Se algo da vertigem wagneriana permanece nesse volume, ela se encontra na quantidade e variedade dos assuntos tratados: "Crenças Religiosas", "Gostos Literários", "Wagner e os Gregos", "Wagner e os Judeus", "A Idade Média de Wagner", "Wagner, os Animais e a Ciência Médica Moderna", para citar apenas alguns dos títulos da seção oitava, "Opiniões e Perspectivas". O objetivo dessa grande estrutura a mosaico é limpar cada faceta da personalidade wagneriana de todas as deformações e incrustações que se superpuseram a ela (às vezes por vontade do próprio compositor). Desse ponto de vista, a seção sétima, "Mitor e Lendas", e o último capítulo da sexta ("Wagner como Bode Expiatório"), ambas assinadas pelo organizador, são exemplares: trata-se de textos dedicados especificamente a verificar clichês e desvendar inverdades relativas ao compositor. Como se, tendo secionado a figura de Wagner em ramos de atividade e formas de expressão, sobrasse um resquício meio amorfo: o mito que foi construído, ou que ele próprio construiu sobre ele mesmo.

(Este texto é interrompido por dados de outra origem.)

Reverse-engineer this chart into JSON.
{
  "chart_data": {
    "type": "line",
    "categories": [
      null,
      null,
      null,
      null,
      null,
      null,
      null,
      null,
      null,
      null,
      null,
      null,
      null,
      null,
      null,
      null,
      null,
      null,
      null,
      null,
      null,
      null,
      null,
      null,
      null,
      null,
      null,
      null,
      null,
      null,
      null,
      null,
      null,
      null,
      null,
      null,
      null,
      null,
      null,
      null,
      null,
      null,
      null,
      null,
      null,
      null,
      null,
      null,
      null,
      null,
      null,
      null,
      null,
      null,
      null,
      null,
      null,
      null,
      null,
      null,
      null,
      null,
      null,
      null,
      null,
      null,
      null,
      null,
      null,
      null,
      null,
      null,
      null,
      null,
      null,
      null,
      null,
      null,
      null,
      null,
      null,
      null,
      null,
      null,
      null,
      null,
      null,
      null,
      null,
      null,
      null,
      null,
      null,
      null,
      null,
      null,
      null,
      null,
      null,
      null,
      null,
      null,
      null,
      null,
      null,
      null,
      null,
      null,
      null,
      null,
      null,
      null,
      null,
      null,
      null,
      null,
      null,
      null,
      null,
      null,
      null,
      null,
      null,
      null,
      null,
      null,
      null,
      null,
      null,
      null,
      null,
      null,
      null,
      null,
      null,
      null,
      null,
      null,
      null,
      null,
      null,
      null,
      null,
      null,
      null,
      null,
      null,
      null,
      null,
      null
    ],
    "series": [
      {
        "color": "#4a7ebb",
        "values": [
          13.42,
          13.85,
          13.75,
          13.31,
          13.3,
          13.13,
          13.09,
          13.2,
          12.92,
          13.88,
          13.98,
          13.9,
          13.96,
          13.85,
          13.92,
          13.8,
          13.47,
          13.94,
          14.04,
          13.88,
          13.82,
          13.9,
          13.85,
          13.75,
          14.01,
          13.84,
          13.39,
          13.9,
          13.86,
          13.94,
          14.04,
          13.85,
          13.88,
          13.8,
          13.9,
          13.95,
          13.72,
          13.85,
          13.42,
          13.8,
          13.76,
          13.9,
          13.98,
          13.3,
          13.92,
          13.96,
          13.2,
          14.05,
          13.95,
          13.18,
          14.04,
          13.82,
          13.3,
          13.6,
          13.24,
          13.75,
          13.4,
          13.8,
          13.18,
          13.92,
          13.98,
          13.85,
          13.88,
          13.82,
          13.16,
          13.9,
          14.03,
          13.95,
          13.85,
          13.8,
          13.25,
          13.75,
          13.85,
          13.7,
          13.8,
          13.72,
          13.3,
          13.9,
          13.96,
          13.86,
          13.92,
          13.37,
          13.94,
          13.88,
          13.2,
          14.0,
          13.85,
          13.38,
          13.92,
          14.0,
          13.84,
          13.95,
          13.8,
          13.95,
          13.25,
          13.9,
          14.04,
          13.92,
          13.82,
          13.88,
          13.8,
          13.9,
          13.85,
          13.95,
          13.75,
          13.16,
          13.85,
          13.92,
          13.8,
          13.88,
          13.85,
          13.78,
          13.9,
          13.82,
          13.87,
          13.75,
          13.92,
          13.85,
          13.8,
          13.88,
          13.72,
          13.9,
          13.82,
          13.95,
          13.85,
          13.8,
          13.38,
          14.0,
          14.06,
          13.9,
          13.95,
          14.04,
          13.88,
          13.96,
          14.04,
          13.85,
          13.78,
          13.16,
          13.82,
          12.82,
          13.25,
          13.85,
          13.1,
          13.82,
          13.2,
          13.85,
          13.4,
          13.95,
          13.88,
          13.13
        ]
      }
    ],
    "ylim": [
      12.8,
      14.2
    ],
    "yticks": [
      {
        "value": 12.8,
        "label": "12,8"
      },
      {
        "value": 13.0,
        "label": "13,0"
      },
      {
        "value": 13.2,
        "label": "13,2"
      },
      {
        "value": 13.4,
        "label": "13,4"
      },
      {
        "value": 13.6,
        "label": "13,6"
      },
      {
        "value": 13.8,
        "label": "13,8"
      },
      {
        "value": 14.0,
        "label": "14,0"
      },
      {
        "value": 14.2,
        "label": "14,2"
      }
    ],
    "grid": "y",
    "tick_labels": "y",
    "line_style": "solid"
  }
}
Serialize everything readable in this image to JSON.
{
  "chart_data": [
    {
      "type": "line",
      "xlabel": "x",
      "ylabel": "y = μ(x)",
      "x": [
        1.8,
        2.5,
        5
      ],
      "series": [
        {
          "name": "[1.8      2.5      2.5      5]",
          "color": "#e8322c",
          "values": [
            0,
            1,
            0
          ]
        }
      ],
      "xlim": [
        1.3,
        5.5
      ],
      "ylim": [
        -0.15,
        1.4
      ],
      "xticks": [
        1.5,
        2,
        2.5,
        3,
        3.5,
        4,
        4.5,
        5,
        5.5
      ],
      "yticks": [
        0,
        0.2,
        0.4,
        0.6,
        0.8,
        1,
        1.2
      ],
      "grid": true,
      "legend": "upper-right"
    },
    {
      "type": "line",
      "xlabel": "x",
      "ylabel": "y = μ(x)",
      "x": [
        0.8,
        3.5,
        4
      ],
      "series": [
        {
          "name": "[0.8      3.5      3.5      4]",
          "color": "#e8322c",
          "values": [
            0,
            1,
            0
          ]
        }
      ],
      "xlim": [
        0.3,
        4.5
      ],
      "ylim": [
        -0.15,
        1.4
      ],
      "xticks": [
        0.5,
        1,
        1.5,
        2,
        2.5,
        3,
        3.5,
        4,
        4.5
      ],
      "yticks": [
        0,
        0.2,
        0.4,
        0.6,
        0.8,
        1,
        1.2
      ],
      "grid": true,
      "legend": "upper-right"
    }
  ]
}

Cabe repetir: a quantidade de informações que esse livro contém é preciosa, insubstituível. Quem quiser abordar o assunto deve necessariamente passar por elas. Em "Wagner: um Compêndio" se encontra, esmiuçado até o mínimo detalhe, o Wagner sublime compositor, grande regente, escritor significativo e péssimo filósofo. Não se encontra o Wagner feiticeiro, o Wagner intoxicador, o Wagner neurose (todas expressões de Nietzsche), o Wagner que embaralha as cartas e que seduz. O leitor não está dispensado da leitura dos ensaios maravilhosamente arriscados e genéricos de Nietzsche, Thomas Mann, Theodor Adorno, Cari Dalhaus. Depois disso, se quiser, desintoxique-se com esse ótimo, competente e sadio compêndio.